Guillaux made landings at Seymour and Wangaratta before reaching Albury. (Due to the plane’s limited fuel capacity, Guillaux had to make refueling stops at those communities and others en route to Sydney). After having lunch in Albury, Guillaux made a stop at Wagga Wagga before reaching Harden. Guillaux twice found himself — both on that day and the next — flying out of Harden and then being forced to return there due to bad weather. He finally resumed his flight without additional weather-related delays on the morning of July 18, making stops at both Goulburn and Liverpool.
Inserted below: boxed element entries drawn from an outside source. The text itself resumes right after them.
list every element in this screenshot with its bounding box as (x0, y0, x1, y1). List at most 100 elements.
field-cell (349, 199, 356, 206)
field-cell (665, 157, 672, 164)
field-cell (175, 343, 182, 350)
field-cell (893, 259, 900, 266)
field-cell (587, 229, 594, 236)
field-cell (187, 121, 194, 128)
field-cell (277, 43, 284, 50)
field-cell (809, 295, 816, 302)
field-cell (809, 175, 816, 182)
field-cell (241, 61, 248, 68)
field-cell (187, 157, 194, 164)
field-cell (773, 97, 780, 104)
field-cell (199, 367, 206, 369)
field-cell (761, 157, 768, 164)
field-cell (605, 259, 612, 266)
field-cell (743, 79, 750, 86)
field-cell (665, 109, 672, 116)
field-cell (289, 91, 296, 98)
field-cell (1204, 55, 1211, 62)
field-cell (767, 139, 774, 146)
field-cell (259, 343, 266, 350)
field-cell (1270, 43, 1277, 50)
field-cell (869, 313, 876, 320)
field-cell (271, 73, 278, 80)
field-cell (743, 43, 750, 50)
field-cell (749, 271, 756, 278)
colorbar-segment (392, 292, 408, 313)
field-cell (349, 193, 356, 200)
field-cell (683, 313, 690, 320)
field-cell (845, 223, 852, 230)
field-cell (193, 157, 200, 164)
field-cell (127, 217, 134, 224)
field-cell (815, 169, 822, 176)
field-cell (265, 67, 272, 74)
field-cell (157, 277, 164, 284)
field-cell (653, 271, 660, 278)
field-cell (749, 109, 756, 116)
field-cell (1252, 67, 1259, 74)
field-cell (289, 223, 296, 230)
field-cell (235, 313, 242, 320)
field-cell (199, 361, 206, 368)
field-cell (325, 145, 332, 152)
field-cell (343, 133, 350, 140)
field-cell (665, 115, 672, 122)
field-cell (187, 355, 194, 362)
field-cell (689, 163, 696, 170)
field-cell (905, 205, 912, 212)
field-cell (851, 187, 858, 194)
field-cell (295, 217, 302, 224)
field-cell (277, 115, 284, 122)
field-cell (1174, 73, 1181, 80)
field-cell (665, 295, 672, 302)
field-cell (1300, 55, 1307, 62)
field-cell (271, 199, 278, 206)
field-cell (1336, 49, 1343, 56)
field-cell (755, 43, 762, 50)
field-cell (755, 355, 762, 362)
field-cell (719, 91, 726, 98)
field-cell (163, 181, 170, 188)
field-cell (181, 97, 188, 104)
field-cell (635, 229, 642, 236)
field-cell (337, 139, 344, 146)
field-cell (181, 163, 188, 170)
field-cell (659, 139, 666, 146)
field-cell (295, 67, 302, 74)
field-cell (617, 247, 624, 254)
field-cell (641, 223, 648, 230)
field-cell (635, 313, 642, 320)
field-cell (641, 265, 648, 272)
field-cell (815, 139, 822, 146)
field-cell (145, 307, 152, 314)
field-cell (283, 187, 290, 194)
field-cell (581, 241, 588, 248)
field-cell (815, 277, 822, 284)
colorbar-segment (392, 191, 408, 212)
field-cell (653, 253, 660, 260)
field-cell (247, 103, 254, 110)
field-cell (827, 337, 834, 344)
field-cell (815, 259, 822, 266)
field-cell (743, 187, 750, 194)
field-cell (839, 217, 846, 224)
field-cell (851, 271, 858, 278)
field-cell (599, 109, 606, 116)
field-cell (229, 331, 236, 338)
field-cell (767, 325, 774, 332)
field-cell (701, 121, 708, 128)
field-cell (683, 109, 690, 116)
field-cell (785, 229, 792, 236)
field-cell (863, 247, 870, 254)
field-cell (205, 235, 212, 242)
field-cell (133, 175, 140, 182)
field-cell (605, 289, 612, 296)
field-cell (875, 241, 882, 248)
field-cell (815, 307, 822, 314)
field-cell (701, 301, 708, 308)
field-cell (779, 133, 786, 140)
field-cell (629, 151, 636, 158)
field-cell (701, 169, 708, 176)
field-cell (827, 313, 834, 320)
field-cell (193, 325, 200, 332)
After having lunch in Liverpool, Guillaux took to the skies again and finished his flight by landing at Moore Park in central Sydney at 2:55 p.m. He was greeted there by a large crowd that included New South Wales Governor Sir Gerald Strickland. A band played the French national anthem “La Marseillaise” in honor of Guillaux, and he distributed the mail that he had been carrying on board his plane. These mail items included 1,785 souvenir postcards created by the British Imperial Oil Company, which had supplied the fuel for the flight, as well as some Lipton’s Tea and O.T. Ltd. lemon cordial.
Guillaux’s trip took two days, five hours, and 43 minutes altogether, with an actual flying time of nine hours and 35 minutes. Along with being the maiden airmail flight in Australia, Guillaux’s 582-mile (936.6-kilometer) journey from Flemington to Sydney was the longest-distance airborne postal delivery up to that time.